Stadshypotek’s deal has been on the cards since Moody’s in April assigned a provisional Aaa rating to covered bonds issued out of a Finnish cover pool comprising mainly residential mortgages but under Swedish legislation.
The issuer announced a mandate today (Monday) for a Eu500m no-grow 10 year issue, and this morning held a global investor call. The deal is expected to be launched tomorrow subject to market conditions, according to a syndicate banker at one of leads Barclays, Deutsche and Handelsbanken.
The lead banker said the issuer held the call to establish whether investors would require more time to evaluate the collateral, and will assess feedback this afternoon.
“But from my perspective, this is the same entity, the same rating and the same curve,” he added, “so I wouldn’t expect that accounts need much time to get this on their investment list.”
The banker official noted that the deal will be ECB repo-eligible but – unlike Finnish covered bonds – not CBPP3-eligible, being from a Swedish entity, and said he does not expect a substantial differential in pricing versus Stadshypotek’s Swedish mortgage-backed issuance.
The leads cited outstandings from Stadshypotek’s Swedish pool as the most relevant comparables, with its February 2023s at minus 5.8bp, mid, June 2022s at minus 5.3bp, and November 2021s at minus 8bp.
Stadshypotek has previously issued covered bonds backed by a Norwegian cover pool, alongside that off its domestic Swedish cover pool.
DBS Bank on Friday completed an investor roadshow ahead of a potential debut euro-denominated covered bond.
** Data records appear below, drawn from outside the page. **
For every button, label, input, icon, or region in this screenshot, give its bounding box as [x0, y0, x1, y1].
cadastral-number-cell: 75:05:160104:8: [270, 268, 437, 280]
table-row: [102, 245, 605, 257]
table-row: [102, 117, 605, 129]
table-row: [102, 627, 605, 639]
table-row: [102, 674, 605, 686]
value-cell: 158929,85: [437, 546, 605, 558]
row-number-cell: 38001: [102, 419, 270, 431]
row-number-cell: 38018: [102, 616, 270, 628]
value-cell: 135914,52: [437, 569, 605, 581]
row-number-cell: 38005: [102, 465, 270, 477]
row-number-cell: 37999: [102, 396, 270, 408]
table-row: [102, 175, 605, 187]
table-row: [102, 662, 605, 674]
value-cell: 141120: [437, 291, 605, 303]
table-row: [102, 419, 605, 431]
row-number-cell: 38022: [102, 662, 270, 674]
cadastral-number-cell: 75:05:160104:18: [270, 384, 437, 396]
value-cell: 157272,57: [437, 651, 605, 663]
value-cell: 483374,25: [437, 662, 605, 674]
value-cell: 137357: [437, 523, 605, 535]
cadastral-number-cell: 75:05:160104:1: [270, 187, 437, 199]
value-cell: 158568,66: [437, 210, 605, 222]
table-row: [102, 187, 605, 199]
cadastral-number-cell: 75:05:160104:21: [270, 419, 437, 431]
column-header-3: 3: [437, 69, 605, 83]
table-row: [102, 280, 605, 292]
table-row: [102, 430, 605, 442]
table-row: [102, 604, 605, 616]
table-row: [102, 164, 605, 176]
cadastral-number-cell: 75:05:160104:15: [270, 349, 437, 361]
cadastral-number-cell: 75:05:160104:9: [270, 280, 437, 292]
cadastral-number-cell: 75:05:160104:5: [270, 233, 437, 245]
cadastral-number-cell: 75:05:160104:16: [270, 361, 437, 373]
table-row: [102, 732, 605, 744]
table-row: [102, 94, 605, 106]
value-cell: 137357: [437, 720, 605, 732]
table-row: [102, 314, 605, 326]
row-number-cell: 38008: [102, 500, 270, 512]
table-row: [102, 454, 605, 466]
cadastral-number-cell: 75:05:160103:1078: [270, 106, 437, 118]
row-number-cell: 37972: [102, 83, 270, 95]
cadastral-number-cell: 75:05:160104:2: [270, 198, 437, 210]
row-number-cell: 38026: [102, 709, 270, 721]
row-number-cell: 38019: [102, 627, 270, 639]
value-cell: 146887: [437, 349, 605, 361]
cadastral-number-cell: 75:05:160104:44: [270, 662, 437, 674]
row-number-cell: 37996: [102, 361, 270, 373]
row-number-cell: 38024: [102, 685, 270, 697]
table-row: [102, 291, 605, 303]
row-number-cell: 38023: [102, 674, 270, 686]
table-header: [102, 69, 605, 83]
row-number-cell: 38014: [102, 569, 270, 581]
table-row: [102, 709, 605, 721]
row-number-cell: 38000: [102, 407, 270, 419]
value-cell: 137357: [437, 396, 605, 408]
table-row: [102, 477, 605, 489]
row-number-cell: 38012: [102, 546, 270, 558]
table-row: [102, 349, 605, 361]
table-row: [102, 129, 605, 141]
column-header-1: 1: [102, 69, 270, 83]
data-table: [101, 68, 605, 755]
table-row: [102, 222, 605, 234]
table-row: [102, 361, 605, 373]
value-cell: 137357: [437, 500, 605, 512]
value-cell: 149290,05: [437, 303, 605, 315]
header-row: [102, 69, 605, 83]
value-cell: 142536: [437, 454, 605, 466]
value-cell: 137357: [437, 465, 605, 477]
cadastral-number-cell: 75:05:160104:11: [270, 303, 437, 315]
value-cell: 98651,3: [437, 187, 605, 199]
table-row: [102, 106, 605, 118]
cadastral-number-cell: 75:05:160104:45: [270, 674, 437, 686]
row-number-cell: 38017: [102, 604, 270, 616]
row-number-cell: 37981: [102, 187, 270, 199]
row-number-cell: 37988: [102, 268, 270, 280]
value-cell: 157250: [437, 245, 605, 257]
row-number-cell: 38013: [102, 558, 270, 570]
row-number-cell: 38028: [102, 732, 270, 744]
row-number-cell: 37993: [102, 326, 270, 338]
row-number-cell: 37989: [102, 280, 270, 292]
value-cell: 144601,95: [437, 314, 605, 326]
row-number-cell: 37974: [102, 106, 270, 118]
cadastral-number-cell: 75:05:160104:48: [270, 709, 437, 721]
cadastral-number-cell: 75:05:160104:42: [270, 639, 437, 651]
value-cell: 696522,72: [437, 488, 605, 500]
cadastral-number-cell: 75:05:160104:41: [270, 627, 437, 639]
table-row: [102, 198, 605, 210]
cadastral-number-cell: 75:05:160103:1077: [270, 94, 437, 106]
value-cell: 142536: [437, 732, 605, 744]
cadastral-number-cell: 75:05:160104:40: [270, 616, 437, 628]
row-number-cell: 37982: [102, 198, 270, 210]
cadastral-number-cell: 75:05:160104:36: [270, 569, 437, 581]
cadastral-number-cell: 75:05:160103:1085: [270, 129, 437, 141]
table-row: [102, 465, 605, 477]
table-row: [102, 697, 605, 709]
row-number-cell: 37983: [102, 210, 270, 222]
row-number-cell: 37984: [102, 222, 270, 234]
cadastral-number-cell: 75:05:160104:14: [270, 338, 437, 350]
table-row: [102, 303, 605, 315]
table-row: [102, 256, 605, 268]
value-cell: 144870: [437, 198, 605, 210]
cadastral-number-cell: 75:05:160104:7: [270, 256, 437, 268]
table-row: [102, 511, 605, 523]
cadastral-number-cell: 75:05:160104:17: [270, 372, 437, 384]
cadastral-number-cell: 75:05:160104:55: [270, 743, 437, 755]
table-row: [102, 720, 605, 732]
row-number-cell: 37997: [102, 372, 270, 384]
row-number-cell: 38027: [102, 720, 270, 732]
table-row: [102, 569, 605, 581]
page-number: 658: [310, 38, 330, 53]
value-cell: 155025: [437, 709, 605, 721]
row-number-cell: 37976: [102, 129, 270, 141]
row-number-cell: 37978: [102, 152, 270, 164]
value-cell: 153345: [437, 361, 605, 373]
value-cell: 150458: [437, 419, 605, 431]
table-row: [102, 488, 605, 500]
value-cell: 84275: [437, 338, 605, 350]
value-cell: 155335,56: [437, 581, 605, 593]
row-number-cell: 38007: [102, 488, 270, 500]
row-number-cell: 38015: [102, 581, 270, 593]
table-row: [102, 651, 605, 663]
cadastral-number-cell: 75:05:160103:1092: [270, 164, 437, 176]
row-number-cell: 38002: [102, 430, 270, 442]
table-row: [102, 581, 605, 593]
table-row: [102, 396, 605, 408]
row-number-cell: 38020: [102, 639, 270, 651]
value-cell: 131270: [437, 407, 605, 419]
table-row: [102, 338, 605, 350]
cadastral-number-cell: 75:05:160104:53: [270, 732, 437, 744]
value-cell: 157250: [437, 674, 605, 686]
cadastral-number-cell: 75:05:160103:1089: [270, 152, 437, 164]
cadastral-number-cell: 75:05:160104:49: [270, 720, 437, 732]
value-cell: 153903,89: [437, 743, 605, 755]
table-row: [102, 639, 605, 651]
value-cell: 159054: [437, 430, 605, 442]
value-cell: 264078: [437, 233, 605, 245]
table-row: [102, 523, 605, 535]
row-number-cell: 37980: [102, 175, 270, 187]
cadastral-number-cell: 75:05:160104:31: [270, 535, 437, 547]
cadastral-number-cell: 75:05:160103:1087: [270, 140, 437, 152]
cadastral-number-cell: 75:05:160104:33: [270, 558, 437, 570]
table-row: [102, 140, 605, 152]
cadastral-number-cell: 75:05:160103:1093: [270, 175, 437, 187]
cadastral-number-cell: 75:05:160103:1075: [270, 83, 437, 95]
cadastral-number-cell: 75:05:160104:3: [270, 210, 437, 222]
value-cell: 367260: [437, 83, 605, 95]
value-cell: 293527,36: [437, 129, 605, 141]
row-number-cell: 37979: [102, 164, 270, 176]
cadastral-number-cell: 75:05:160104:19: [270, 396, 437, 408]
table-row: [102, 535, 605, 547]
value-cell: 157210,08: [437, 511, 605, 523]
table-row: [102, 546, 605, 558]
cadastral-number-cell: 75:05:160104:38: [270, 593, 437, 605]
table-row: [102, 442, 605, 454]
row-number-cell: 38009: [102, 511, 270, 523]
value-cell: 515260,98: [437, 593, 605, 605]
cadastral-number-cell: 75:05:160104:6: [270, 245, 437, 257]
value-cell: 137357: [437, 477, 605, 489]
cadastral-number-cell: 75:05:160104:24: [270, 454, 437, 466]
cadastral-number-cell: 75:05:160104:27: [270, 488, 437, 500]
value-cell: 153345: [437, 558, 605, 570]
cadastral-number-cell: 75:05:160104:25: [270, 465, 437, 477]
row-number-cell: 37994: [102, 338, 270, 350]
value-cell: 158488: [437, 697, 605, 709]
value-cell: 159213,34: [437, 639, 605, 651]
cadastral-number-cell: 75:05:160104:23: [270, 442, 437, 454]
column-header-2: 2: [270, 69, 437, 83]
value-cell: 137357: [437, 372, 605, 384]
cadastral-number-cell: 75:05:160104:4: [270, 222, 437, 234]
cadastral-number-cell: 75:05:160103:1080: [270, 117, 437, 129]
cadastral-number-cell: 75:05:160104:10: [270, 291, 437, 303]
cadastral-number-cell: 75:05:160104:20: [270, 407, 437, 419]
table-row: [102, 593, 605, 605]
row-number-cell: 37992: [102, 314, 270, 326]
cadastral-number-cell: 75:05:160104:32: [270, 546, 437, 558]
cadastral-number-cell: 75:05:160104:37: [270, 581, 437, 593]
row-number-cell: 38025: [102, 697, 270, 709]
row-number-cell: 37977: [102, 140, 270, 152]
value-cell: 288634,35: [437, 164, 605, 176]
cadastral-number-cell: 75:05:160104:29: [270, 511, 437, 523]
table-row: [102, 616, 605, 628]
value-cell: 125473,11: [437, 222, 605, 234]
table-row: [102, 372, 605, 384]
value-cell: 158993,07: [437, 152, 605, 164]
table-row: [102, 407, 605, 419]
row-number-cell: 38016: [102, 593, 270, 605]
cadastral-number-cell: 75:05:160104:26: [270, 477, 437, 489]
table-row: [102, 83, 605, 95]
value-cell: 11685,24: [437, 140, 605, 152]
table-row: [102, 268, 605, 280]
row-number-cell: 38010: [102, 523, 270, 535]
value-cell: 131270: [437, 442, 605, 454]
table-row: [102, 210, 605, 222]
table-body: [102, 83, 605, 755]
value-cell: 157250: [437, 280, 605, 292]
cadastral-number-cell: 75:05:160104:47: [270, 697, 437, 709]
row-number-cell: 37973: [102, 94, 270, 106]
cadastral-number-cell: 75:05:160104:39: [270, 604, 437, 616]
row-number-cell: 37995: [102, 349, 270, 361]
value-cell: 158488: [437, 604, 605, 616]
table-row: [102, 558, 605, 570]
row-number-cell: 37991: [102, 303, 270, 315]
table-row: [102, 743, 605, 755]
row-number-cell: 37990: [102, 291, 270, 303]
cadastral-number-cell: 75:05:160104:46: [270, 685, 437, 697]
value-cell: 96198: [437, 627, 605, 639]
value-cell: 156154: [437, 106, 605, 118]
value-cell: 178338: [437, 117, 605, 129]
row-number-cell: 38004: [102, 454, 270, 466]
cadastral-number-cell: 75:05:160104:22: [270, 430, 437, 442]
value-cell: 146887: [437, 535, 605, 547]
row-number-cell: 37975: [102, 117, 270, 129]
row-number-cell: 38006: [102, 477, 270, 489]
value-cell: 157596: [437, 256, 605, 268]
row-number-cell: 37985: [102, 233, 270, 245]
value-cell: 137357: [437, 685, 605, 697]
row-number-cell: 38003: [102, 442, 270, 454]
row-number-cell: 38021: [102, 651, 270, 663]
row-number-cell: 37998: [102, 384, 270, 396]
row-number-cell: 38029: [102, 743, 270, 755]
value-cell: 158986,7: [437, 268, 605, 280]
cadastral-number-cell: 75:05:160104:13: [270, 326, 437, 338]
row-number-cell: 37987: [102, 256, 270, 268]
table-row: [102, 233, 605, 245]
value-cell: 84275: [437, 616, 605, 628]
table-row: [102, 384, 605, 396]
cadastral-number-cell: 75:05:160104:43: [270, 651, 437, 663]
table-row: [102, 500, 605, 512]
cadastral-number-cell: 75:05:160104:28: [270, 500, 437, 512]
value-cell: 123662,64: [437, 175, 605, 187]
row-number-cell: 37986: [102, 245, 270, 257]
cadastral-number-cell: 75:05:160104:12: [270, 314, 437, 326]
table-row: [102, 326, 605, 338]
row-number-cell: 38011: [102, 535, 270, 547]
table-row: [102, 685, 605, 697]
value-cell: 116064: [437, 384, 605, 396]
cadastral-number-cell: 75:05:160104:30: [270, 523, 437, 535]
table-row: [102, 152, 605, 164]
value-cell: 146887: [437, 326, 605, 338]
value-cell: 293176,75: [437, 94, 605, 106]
DBS, Deutsche, JP Morgan, Société Générale and UniCredit have the mandate.
A syndicate official at one of the leads said the issuer is now assessing feedback from investors, and said the deal may not necessarily be launched in the coming days.
“We are not in a rush,” he said, “and today is not the best market anyway.”
Bankers noted that wider markets had got off to a soft start to the week this morning, with European equities down around 1.5% and European banks particularly hard hit – with Deutsche Bank shares falling some 6% to a record low.
“It’s a choppy morning,” said a syndicate official, “and certainly not one that will tempt people to rush into the market.”
However, syndicate bankers still expect issuers to enter the covered bond market, adding that issuance could increase over the next two weeks because many issuers are set to enter blackout periods from the week commencing 10 October.
Bank of Nova Scotia sold a £200m (Eu231m, C$341m) five year floating rate note on Friday. Leads BNS and Credit Suisse launched the deal with the price set at 38bp over three month Libor.
The new issue was the third benchmark covered bond from the Canadian issuer this month – following a £500m five year fixed rate issue on 7 September and a $1.25bn (Eu1.11bn, C$1.65bn) five year on 13 September.